Artigos de Braulio Tavares em sua coluna diária no "Jornal da Paraíba" (Campina Grande-PB), desde o 0001 (23 de março de 2003) até o 4098 (10 de abril de 2016). Do 4099 em diante, os textos estão sendo publicados apenas neste blog, devido ao fim da publicação do jornal impresso.
domingo, 27 de junho de 2010
2198) “O que fazer em caso de incêndio” (25.3.2010)
Este filme alemão dirigido por Gregor Schnitzler em 2001 (Was tun, wenn’s brennt?) conta a história de um grupo de anarquistas berlinenses que, depois da queda do Muro de Berlim, se deixa absorver e cooptar (este era o verbo usado pela esquerda aqui no Brasil, no tempo da ditadura) pelo Capitalismo triunfante. Um deles vira publicitário, outro advogado, uma vira socialite, a outra mãe de família... Somente dois deles continuam vestindo casacos de couro, hirsutos, radicais, vociferantes, morando em invasões urbanas (um deles anda em cadeira de rodas, o amigo lhe serve de anjo-da-guarda).
Acontece que eles tinham colocado uma bomba num prédio, e por defeito técnico a bomba não explodiu. Doze anos depois, explode por acaso. A polícia dá uma batida no apartamento dos dois malucos e confisca latas e mais latas de cinema underground feito por eles. E no meio das latas, existe uma mostrando o preparo e a instalação da bomba. O resto do filme mostra os dois recorrendo aos amigos aburguesados para tentar reaver (ou destruir) o filme que incrimina a todos – e de maneira especial aos que agora “se passaram para o lado do inimigo”.
Desde sua sequência inicial o filme se assemelha ao Watchmen recentemente dirigido (2009) por Zack Snyder. Em ambos, o mesmo tema da “volta dos que não foram”, ou seja, o retorno de um grupo de ativistas que na verdade nunca foi realmente extinto. Em ambos, a sequência inicial de apresentação dos créditos resumindo a situação para que o filme propriamente dito comece em seguida (em Incêndio, a preparação da bomba; em Watchmen, o triunfo dos governos de extrema direita nos EUA). Em ambos, os conflitos internos de ativistas políticos e sua dificuldade de sobreviver num país em que o Capitalismo ganhou a guerra política.
Mais curiosas do que as semelhanças, no entanto, são as diferenças entre os dois filmes. Watchmen, apesar de escrito por Alan Moore, um autor de ácidas HQs, não deixa de ser um super-espetáculo comercial. Entra no mercado como um “filme de super-heróis” destinado a grandes bilheterias e com foco nos adolescentes de todas as idades. O filme alemão parecia ser (pelo menos para mim) uma produção mais modesta porém mais independente, uma avaliação política de uma situação política.

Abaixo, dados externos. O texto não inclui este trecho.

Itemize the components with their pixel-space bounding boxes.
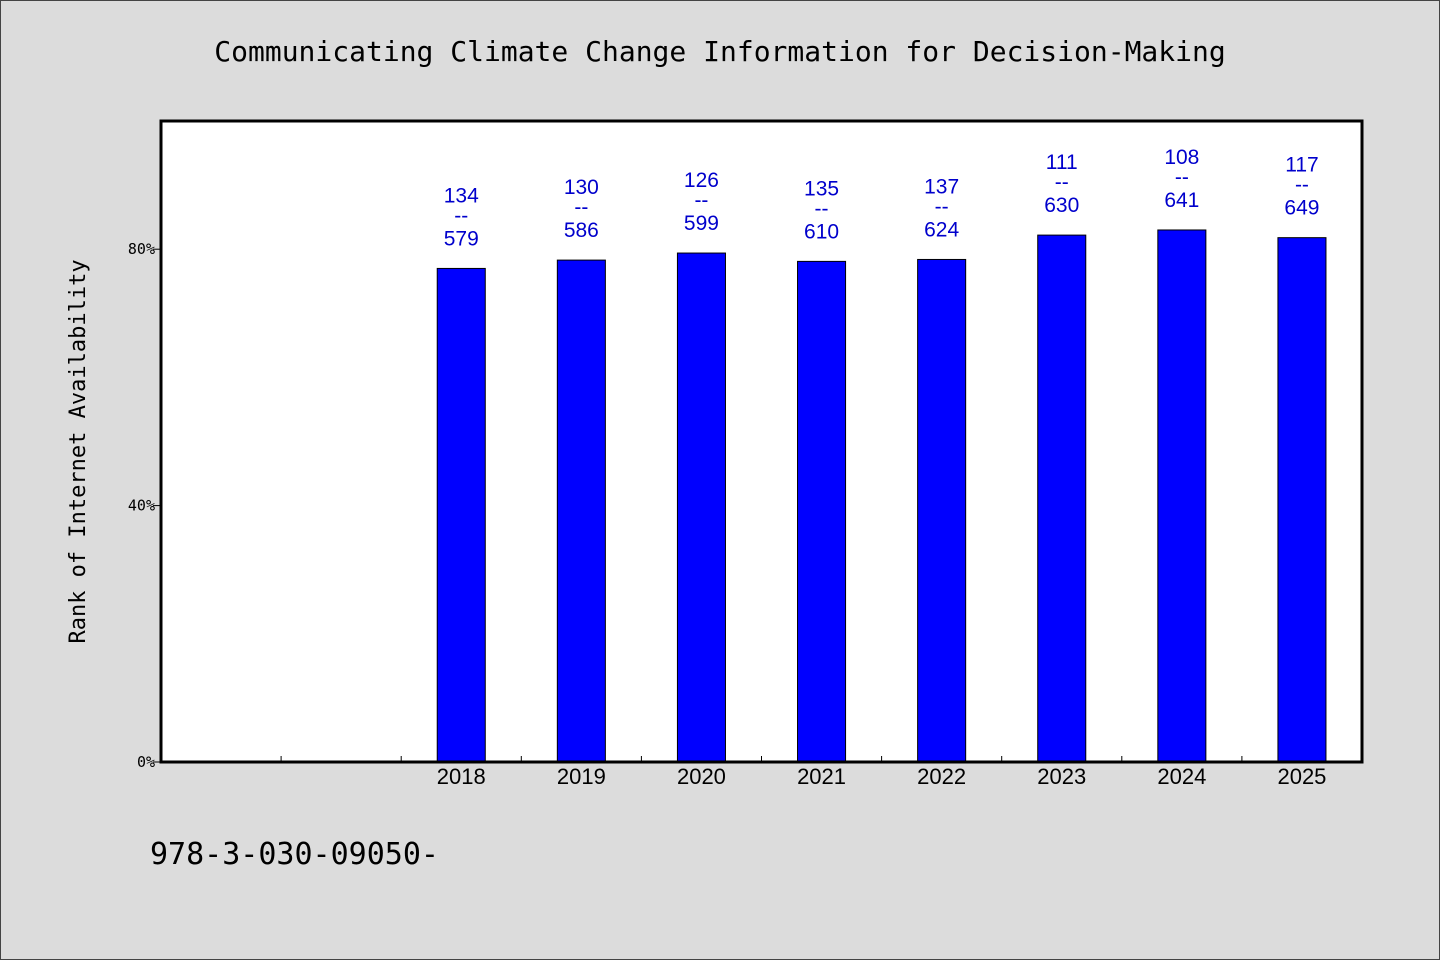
bar [797, 260, 847, 763]
data-label-separator: -- [815, 197, 829, 220]
data-label-top: 117 [1285, 154, 1318, 177]
x-tick-label: 2025 [1277, 764, 1326, 789]
bar [436, 267, 486, 763]
bar [1037, 234, 1087, 763]
data-label-top: 135 [804, 177, 839, 200]
data-label-separator: -- [454, 204, 468, 227]
data-label-bottom: 610 [804, 220, 839, 243]
data-label-bottom: 599 [684, 212, 719, 235]
bar [676, 252, 726, 763]
x-tick-label: 2023 [1037, 764, 1086, 789]
data-label-top: 134 [444, 184, 479, 207]
bar [1157, 229, 1207, 763]
bar [917, 258, 967, 763]
x-tick-label: 2020 [677, 764, 726, 789]
y-tick-label: 80% [128, 240, 155, 258]
bar [1277, 237, 1327, 763]
data-label-separator: -- [1175, 166, 1189, 189]
data-label-separator: -- [935, 195, 949, 218]
data-label-top: 130 [564, 176, 599, 199]
y-tick-label: 40% [128, 497, 155, 515]
data-label-separator: -- [574, 196, 588, 219]
data-label-separator: -- [1295, 174, 1309, 197]
chart-title: Communicating Climate Change Information… [214, 35, 1226, 68]
data-label-separator: -- [1055, 171, 1069, 194]
x-tick-label: 2018 [437, 764, 486, 789]
data-label-bottom: 579 [444, 227, 479, 250]
data-label-separator: -- [694, 189, 708, 212]
data-label-top: 108 [1164, 146, 1199, 169]
data-label-bottom: 630 [1044, 194, 1079, 217]
footnote-isbn: 978-3-030-09050- [150, 837, 439, 872]
data-label-top: 137 [924, 175, 959, 198]
y-tick-label: 0% [137, 753, 155, 771]
data-label-bottom: 641 [1164, 189, 1199, 212]
data-label-top: 126 [684, 169, 719, 192]
x-tick-label: 2024 [1157, 764, 1206, 789]
y-axis-label: Rank of Internet Availability [66, 259, 91, 643]
bar [556, 259, 606, 763]
x-tick-label: 2022 [917, 764, 966, 789]
x-tick-label: 2021 [797, 764, 846, 789]
plot-frame [159, 119, 1364, 764]
data-label-bottom: 586 [564, 219, 599, 242]
data-label-bottom: 624 [924, 218, 959, 241]
data-label-bottom: 649 [1284, 197, 1319, 220]
x-tick-label: 2019 [557, 764, 606, 789]
data-label-top: 111 [1046, 151, 1078, 174]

Na prática é o contrário, e curiosamente Watchmen é o mais político dos dois. O filme de Schnitzler, apesar de simpático e bem realizado, parece um filme norte-americano pelos clichês que emprega, como a tipificação dos ex-revolucionários, e pela altíssima improbabilidade dos atentados, fugas, arrombamentos, infiltrações e escapadas do grupo. Tudo acontece com uma facilidade digna de seriados da Sessão da Tarde. A guerra da esquerda alemã já está servindo para gerar histórias de entretenimento sem compromisso. Se os revolucionários se dão bem no final do filme, é porque o filme é uma vitória do cinema capitalista de entretenimento.